An announcement chime is a sound similar to chimes, which is played before or after a manual or automated message to let people know when the announcement begins or ends.

Description 
Announcement chimes are sounds of chimes or similar instruments, which are played before or after a manual or automated announced message. The sound may be created from various methods, including striking chimes, playing an analog recording, or sounding a digital chime.

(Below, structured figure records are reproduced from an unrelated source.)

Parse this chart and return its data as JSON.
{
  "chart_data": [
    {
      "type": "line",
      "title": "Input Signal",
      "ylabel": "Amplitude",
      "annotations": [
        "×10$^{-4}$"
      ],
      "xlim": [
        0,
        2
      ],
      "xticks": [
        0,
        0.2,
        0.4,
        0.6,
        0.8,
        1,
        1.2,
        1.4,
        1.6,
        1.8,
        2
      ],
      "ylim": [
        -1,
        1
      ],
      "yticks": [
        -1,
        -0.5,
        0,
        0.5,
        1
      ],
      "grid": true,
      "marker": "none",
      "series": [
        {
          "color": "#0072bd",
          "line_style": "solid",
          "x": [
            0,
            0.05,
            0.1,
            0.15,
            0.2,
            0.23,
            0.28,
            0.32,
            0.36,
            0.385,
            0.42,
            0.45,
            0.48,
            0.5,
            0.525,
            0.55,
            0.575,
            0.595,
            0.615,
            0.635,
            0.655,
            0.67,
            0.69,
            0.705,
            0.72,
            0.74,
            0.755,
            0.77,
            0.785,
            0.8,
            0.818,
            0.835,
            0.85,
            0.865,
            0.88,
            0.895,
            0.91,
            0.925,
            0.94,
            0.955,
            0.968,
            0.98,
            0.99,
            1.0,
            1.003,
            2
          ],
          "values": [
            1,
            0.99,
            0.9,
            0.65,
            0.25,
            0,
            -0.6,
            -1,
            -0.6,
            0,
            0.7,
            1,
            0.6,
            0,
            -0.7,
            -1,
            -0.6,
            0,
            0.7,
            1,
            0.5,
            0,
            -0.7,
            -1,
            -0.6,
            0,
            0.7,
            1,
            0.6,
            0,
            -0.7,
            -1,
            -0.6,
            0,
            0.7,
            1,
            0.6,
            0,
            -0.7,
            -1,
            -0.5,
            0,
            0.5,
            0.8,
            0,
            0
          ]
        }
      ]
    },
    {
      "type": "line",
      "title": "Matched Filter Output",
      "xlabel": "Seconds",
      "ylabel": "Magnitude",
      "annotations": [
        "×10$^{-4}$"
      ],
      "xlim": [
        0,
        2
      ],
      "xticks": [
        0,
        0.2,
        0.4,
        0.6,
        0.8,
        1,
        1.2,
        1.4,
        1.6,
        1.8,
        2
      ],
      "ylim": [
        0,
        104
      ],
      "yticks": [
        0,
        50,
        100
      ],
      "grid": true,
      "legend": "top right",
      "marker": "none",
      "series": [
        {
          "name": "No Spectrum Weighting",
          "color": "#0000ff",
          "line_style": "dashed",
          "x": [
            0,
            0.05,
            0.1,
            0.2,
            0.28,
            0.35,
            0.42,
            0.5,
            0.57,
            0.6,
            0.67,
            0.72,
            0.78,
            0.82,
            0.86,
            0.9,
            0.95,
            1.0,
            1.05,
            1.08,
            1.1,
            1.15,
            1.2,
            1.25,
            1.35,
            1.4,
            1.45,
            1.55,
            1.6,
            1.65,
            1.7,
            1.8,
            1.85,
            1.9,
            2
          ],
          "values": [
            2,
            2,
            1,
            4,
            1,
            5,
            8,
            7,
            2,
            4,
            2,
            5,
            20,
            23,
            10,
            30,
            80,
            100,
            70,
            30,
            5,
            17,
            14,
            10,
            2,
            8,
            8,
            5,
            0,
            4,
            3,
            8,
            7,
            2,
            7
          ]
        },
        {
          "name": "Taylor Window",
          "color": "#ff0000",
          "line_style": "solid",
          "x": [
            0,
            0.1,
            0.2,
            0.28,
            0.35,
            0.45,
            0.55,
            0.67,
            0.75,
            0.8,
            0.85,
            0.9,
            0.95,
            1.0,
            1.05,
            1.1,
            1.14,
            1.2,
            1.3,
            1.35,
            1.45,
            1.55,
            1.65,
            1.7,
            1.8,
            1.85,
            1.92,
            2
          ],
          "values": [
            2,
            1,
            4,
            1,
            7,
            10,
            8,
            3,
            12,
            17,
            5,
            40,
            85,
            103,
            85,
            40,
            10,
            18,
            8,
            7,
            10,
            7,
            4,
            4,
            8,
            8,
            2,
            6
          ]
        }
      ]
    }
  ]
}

Used before an announcement, the chime alerts that there is a forthcoming statement. When played after an announcement, the sound of the chime denotes the end of the statement.

Use in transport

Air 
At airports, chimes (usually three or four-tone) play before an automated announcement is said to inform people of the next flight to depart. On aeroplanes, a two-tone chime plays before a safety announcement (e.g., for fastening seatbelts, etc.) or a crew call.

Rail

United Kingdom 
At most stations managed by the train operating companies (TOCs) Great Western Railway and South Western Railway, as well as additionally at most stations now managed by Elizabeth line, but were formerly managed by GWR, and at Carlisle, Llandaf, Shrewsbury and Atherstone, a two-tone chime is played before any automated announcement is made.

In the latter part of the British Rail era, stations with manual announcements were fitted with three or four-tone bell chimes. They still remain this way at Bolton. However, even with KeTech automated announcements being fitted across the north in the 2010s and across the west in the 2000s, some stations such as Plymouth (until around 2013 when it was replaced by an Atos installation), some stations retained the chime (such as East Didsbury and Morpeth), however, all chimes at Northern stations with automated announcements had been removed by 2019.

On most trains, a short two-tone chime is played before an announcement.